The Downside of Being a Small Creator
A couple weeks back I shared some articles and thoughts about the shift away from mega-gatekeeper culture toward small creators. This Vox article by Rebecca Jennings discusses a downside of ongoing trends toward “individual brands” (that has been in progress for a number of years): everyone has to promote themselves ever more.
It’s not an effect specifically of the collapse of big culture gatekeepers, but a related aspect of where our society has been moving.1 I just mentally connect these two ideas because if you can’t break through with a publisher, whatever your medium or product, then you have to be/get really good at self-promotion since you won’t have pros doing it for you.
I’m terrible at this. It doesn’t come naturally to me and it’s not something I like doing. Alas. Anyway, I’m sure this is true of the majority of people, so here we all are.
The things is, if we all have to do this to “succeed”, if we’re shifting to a system where everyone must self-promote in a massive free-for-all pool, then we’re moving to a system where most people will struggle. An influencer-like system is one where the vast vast majority of people get next to nothing while just a few people reap most the rewards.
Which makes me wonder if it’s possible to shift to a system/ecosystem that is more localized.
As has been written and talked about a ton elsewhere, there used to be one or more local newspapers in many cities. But most have folded, with just some barely hanging on in major cities, and basically only one colossus thriving—the New York Times, of course.

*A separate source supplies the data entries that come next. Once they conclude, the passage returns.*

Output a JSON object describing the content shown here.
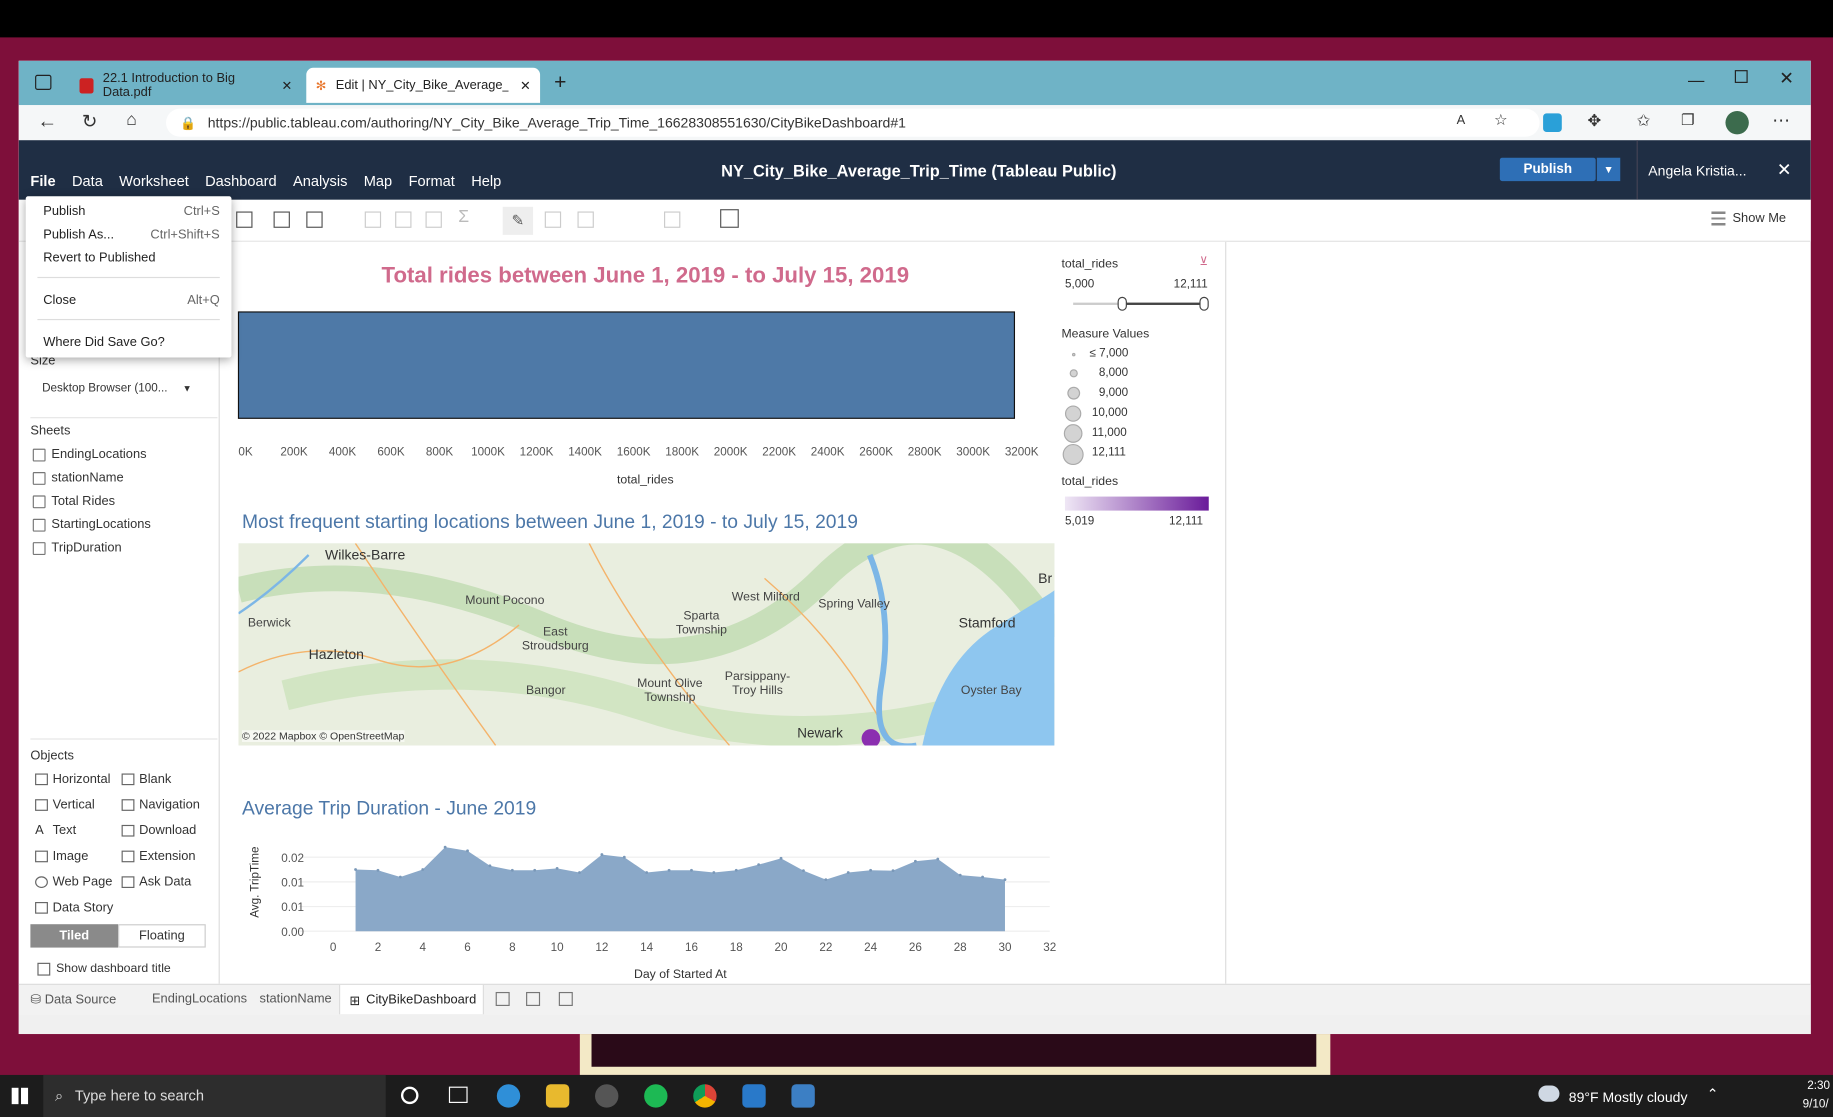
{
  "browser": {
    "tabs": [
      {
        "label": "22.1 Introduction to Big Data.pdf"
      },
      {
        "label": "Edit | NY_City_Bike_Average_Trip"
      }
    ],
    "url": "https://public.tableau.com/authoring/NY_City_Bike_Average_Trip_Time_16628308551630/CityBikeDashboard#1"
  },
  "app": {
    "title": "NY_City_Bike_Average_Trip_Time (Tableau Public)",
    "publish_label": "Publish",
    "user": "Angela Kristia...",
    "menu": [
      "File",
      "Data",
      "Worksheet",
      "Dashboard",
      "Analysis",
      "Map",
      "Format",
      "Help"
    ],
    "show_me": "Show Me"
  },
  "file_menu": [
    {
      "label": "Publish",
      "shortcut": "Ctrl+S"
    },
    {
      "label": "Publish As...",
      "shortcut": "Ctrl+Shift+S"
    },
    {
      "label": "Revert to Published",
      "shortcut": ""
    },
    {
      "label": "Close",
      "shortcut": "Alt+Q"
    },
    {
      "label": "Where Did Save Go?",
      "shortcut": ""
    }
  ],
  "sidebar": {
    "size_label": "Size",
    "size_value": "Desktop Browser (100...",
    "sheets_header": "Sheets",
    "sheets": [
      "EndingLocations",
      "stationName",
      "Total Rides",
      "StartingLocations",
      "TripDuration"
    ],
    "objects_header": "Objects",
    "objects": [
      "Horizontal",
      "Blank",
      "Vertical",
      "Navigation",
      "Text",
      "Download",
      "Image",
      "Extension",
      "Web Page",
      "Ask Data",
      "Data Story"
    ],
    "tiled": "Tiled",
    "floating": "Floating",
    "show_title": "Show dashboard title"
  },
  "bar_chart": {
    "title": "Total rides between June 1, 2019 - to July 15, 2019",
    "xlabel": "total_rides",
    "ticks": [
      "0K",
      "200K",
      "400K",
      "600K",
      "800K",
      "1000K",
      "1200K",
      "1400K",
      "1600K",
      "1800K",
      "2000K",
      "2200K",
      "2400K",
      "2600K",
      "2800K",
      "3000K",
      "3200K"
    ],
    "value_k": 3170
  },
  "map": {
    "title": "Most frequent starting locations between June 1, 2019 - to July 15, 2019",
    "places": [
      "Wilkes-Barre",
      "Mount Pocono",
      "East Stroudsburg",
      "Berwick",
      "Hazleton",
      "Bangor",
      "Sparta Township",
      "West Milford",
      "Spring Valley",
      "Stamford",
      "Mount Olive Township",
      "Parsippany-Troy Hills",
      "Oyster Bay",
      "Newark",
      "Br"
    ],
    "attribution": "© 2022 Mapbox  © OpenStreetMap"
  },
  "chart_data": {
    "type": "area",
    "title": "Average Trip Duration - June 2019",
    "xlabel": "Day of Started At",
    "ylabel": "Avg. TripTime",
    "x": [
      1,
      2,
      3,
      4,
      5,
      6,
      7,
      8,
      9,
      10,
      11,
      12,
      13,
      14,
      15,
      16,
      17,
      18,
      19,
      20,
      21,
      22,
      23,
      24,
      25,
      26,
      27,
      28,
      29,
      30
    ],
    "values": [
      0.0165,
      0.0163,
      0.0145,
      0.0165,
      0.0225,
      0.0215,
      0.0175,
      0.0163,
      0.0163,
      0.0168,
      0.0157,
      0.0205,
      0.0198,
      0.0157,
      0.0163,
      0.0163,
      0.0157,
      0.0163,
      0.0178,
      0.0195,
      0.0162,
      0.0138,
      0.0157,
      0.0163,
      0.0162,
      0.0187,
      0.0193,
      0.015,
      0.0145,
      0.0138
    ],
    "xticks": [
      "0",
      "2",
      "4",
      "6",
      "8",
      "10",
      "12",
      "14",
      "16",
      "18",
      "20",
      "22",
      "24",
      "26",
      "28",
      "30",
      "32"
    ],
    "yticks": [
      "0.02",
      "0.01",
      "0.01",
      "0.00"
    ],
    "xlim": [
      0,
      32
    ],
    "ylim": [
      0,
      0.025
    ],
    "color": "#8aa8c8"
  },
  "legends": {
    "filter_title": "total_rides",
    "filter_min": "5,000",
    "filter_max": "12,111",
    "measure_title": "Measure Values",
    "measure_items": [
      "≤ 7,000",
      "8,000",
      "9,000",
      "10,000",
      "11,000",
      "12,111"
    ],
    "color_title": "total_rides",
    "color_min": "5,019",
    "color_max": "12,111"
  },
  "bottom_tabs": [
    "Data Source",
    "EndingLocations",
    "stationName",
    "CityBikeDashboard"
  ],
  "taskbar": {
    "search": "Type here to search",
    "weather": "89°F  Mostly cloudy",
    "time": "2:30",
    "date": "9/10/"
  }
}
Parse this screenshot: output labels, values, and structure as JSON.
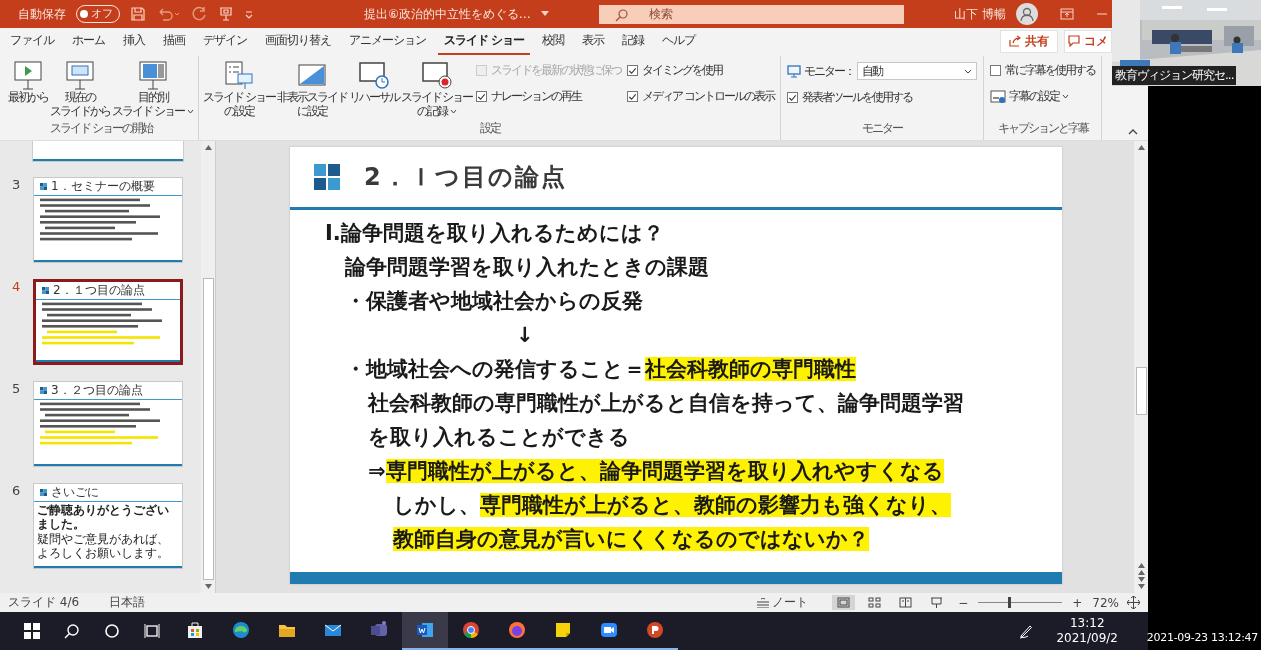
{
  "title_bar": {
    "autosave_label": "自動保存",
    "autosave_toggle": {
      "label": "オフ",
      "on": false
    },
    "document_title": "提出⑥政治的中立性をめぐる…",
    "search": {
      "placeholder": "検索"
    },
    "user_name": "山下 博暢"
  },
  "tabs": [
    {
      "label": "ファイル",
      "selected": false
    },
    {
      "label": "ホーム",
      "selected": false
    },
    {
      "label": "挿入",
      "selected": false
    },
    {
      "label": "描画",
      "selected": false
    },
    {
      "label": "デザイン",
      "selected": false
    },
    {
      "label": "画面切り替え",
      "selected": false
    },
    {
      "label": "アニメーション",
      "selected": false
    },
    {
      "label": "スライド ショー",
      "selected": true
    },
    {
      "label": "校閲",
      "selected": false
    },
    {
      "label": "表示",
      "selected": false
    },
    {
      "label": "記録",
      "selected": false
    },
    {
      "label": "ヘルプ",
      "selected": false
    }
  ],
  "share_button": "共有",
  "comment_button": "コメ",
  "ribbon_groups": [
    {
      "title": "スライド ショーの開始",
      "columns": [
        {
          "items": [
            {
              "kind": "large",
              "lines": [
                "最初から"
              ],
              "menu": false
            }
          ]
        },
        {
          "items": [
            {
              "kind": "large",
              "lines": [
                "現在の",
                "スライドから"
              ],
              "menu": false
            }
          ]
        },
        {
          "items": [
            {
              "kind": "large",
              "lines": [
                "目的別",
                "スライド ショー"
              ],
              "menu": true
            }
          ]
        }
      ]
    },
    {
      "title": "設定",
      "columns": [
        {
          "items": [
            {
              "kind": "large",
              "lines": [
                "スライド ショー",
                "の設定"
              ],
              "menu": false
            }
          ]
        },
        {
          "items": [
            {
              "kind": "large",
              "lines": [
                "非表示スライド",
                "に設定"
              ],
              "menu": false
            }
          ]
        },
        {
          "items": [
            {
              "kind": "large",
              "lines": [
                "リハーサル"
              ],
              "menu": false
            }
          ]
        },
        {
          "items": [
            {
              "kind": "large",
              "lines": [
                "スライド ショー",
                "の記録"
              ],
              "menu": true
            }
          ]
        },
        {
          "items": [
            {
              "kind": "checkbox",
              "label": "スライドを最新の状態に保つ",
              "checked": false,
              "disabled": true
            },
            {
              "kind": "checkbox",
              "label": "ナレーションの再生",
              "checked": true,
              "disabled": false
            }
          ]
        },
        {
          "items": [
            {
              "kind": "checkbox",
              "label": "タイミングを使用",
              "checked": true,
              "disabled": false
            },
            {
              "kind": "checkbox",
              "label": "メディア コントロールの表示",
              "checked": true,
              "disabled": false
            }
          ]
        }
      ]
    },
    {
      "title": "モニター",
      "columns": [
        {
          "items": [
            {
              "kind": "dropdown",
              "label": "モニター：",
              "value": "自動"
            },
            {
              "kind": "checkbox",
              "label": "発表者ツールを使用する",
              "checked": true,
              "disabled": false
            }
          ]
        }
      ]
    },
    {
      "title": "キャプションと字幕",
      "columns": [
        {
          "items": [
            {
              "kind": "checkbox",
              "label": "常に字幕を使用する",
              "checked": false,
              "disabled": false
            },
            {
              "kind": "small",
              "label": "字幕の設定",
              "menu": true
            }
          ]
        }
      ]
    }
  ],
  "thumbnails": [
    {
      "number": "3",
      "title": "1．セミナーの概要",
      "selected": false,
      "kind": "lines",
      "highlighted": false
    },
    {
      "number": "4",
      "title": "2．１つ目の論点",
      "selected": true,
      "kind": "lines",
      "highlighted": true
    },
    {
      "number": "5",
      "title": "3．２つ目の論点",
      "selected": false,
      "kind": "lines",
      "highlighted": true
    },
    {
      "number": "6",
      "title": "さいごに",
      "selected": false,
      "kind": "text",
      "body": [
        "ご静聴ありがとうございました。",
        "疑問やご意見があれば、よろしくお願いします。"
      ]
    }
  ],
  "slide": {
    "title": "2．Ｉつ目の論点",
    "lines": [
      {
        "kind": "heading",
        "segments": [
          {
            "text": "Ⅰ.論争問題を取り入れるためには？",
            "highlight": false
          }
        ]
      },
      {
        "kind": "sub",
        "segments": [
          {
            "text": "論争問題学習を取り入れたときの課題",
            "highlight": false
          }
        ]
      },
      {
        "kind": "sub",
        "segments": [
          {
            "text": "・保護者や地域社会からの反発",
            "highlight": false
          }
        ]
      },
      {
        "kind": "arrow",
        "segments": [
          {
            "text": "↓",
            "highlight": false
          }
        ]
      },
      {
        "kind": "sub",
        "segments": [
          {
            "text": "・地域社会への発信すること＝",
            "highlight": false
          },
          {
            "text": "社会科教師の専門職性",
            "highlight": true
          }
        ]
      },
      {
        "kind": "cont",
        "segments": [
          {
            "text": "社会科教師の専門職性が上がると自信を持って、論争問題学習",
            "highlight": false
          }
        ]
      },
      {
        "kind": "cont",
        "segments": [
          {
            "text": "を取り入れることができる",
            "highlight": false
          }
        ]
      },
      {
        "kind": "cont",
        "segments": [
          {
            "text": "⇒",
            "highlight": false
          },
          {
            "text": "専門職性が上がると、論争問題学習を取り入れやすくなる",
            "highlight": true
          }
        ]
      },
      {
        "kind": "deep",
        "segments": [
          {
            "text": "しかし、",
            "highlight": false
          },
          {
            "text": "専門職性が上がると、教師の影響力も強くなり、",
            "highlight": true
          }
        ]
      },
      {
        "kind": "deep",
        "segments": [
          {
            "text": "教師自身の意見が言いにくくなるのではないか？",
            "highlight": true
          }
        ]
      }
    ]
  },
  "status_bar": {
    "slide_indicator": "スライド 4/6",
    "language": "日本語",
    "notes_button": "ノート",
    "views": [
      {
        "selected": true
      },
      {
        "selected": false
      },
      {
        "selected": false
      },
      {
        "selected": false
      }
    ],
    "zoom_out": "−",
    "zoom_in": "+",
    "zoom": {
      "level": 0.37
    },
    "zoom_reading": "72%"
  },
  "taskbar": {
    "apps": [
      {
        "running": false,
        "active": false
      },
      {
        "running": false,
        "active": false
      },
      {
        "running": false,
        "active": false
      },
      {
        "running": false,
        "active": false
      },
      {
        "running": false,
        "active": false
      },
      {
        "running": true,
        "active": true
      },
      {
        "running": true,
        "active": false
      },
      {
        "running": true,
        "active": false
      },
      {
        "running": true,
        "active": false
      },
      {
        "running": true,
        "active": false
      },
      {
        "running": true,
        "active": false
      }
    ],
    "time": "13:12",
    "date": "2021/09/2"
  },
  "camera": {
    "label": "教育ヴィジョン研究セ..."
  },
  "timestamp": "2021-09-23 13:12:47"
}
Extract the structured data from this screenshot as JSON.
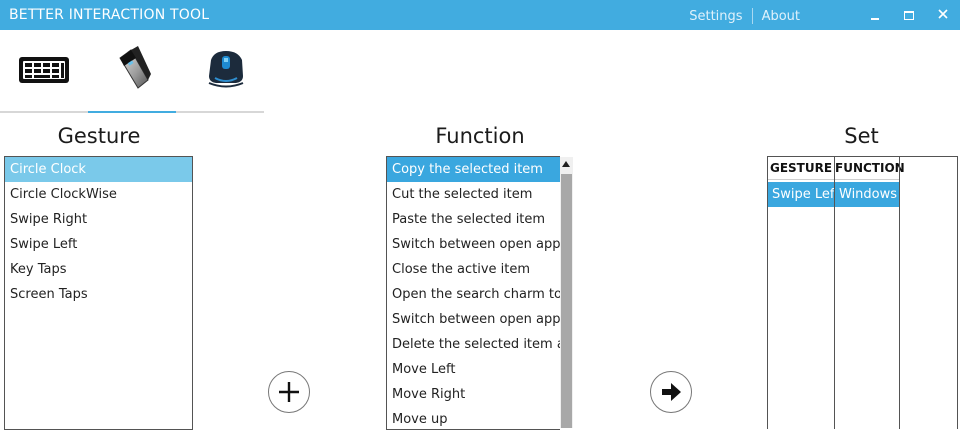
{
  "app": {
    "title": "BETTER INTERACTION TOOL"
  },
  "topbar": {
    "settings": "Settings",
    "about": "About",
    "minimize_glyph": "–",
    "maximize_glyph": "□",
    "close_glyph": "✕"
  },
  "device_tabs": [
    {
      "icon": "keyboard-icon",
      "active": false
    },
    {
      "icon": "handheld-controller-icon",
      "active": true
    },
    {
      "icon": "headset-device-icon",
      "active": false
    }
  ],
  "gesture": {
    "heading": "Gesture",
    "items": [
      "Circle Clock",
      "Circle ClockWise",
      "Swipe Right",
      "Swipe Left",
      "Key Taps",
      "Screen Taps"
    ],
    "selected_index": 0
  },
  "function": {
    "heading": "Function",
    "items": [
      "Copy the selected item",
      "Cut the selected item",
      "Paste the selected item",
      "Switch between open apps",
      "Close the active item",
      "Open the search charm to sear",
      "Switch between open apps (ex",
      "Delete the selected item and n",
      "Move Left",
      "Move Right",
      "Move up"
    ],
    "selected_index": 0
  },
  "buttons": {
    "add": "add-icon",
    "apply": "arrow-right-icon"
  },
  "set": {
    "heading": "Set",
    "columns": [
      "GESTURE",
      "FUNCTION"
    ],
    "rows": [
      {
        "gesture": "Swipe Left",
        "function": "Windows h"
      }
    ]
  },
  "colors": {
    "accent": "#41ace0",
    "selection": "#3aa7df",
    "selection_light": "#7ac9ea"
  }
}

Gioia was basically saying that individual journalists, in journalism’s case, and individual creators in creative industries’ cases, are on the up and up while the gatekeepers are stagnating. Maybe so, but if all the individual creators are competing for attention in megamarkets like on TikTok, Instagram, or heck, Substack,2 I worry that that just ends up with a different set of the “few” who thrive versus a mass who do not.
Speaking of NYTimes, Jon Caramanica wrote this piece talking about finally getting bored of the blah that is TikTok’s algorithm (which is channeling him to himself). If he and others do stop looking at TikTok and Instagram and whatever similar technology rises to challenge their thrones, what comes next?
P.S. I don’t have a TikTok. As Jennings asked, “Do I need to?”
So, I mean really something everyone’s being pressured (/encouraged) to do, as evidenced by LinkedIn.
I’ve heard mixed things about how Substack might be better for new people to get discovered or is actually just like the others where people with established audiences get all the attention.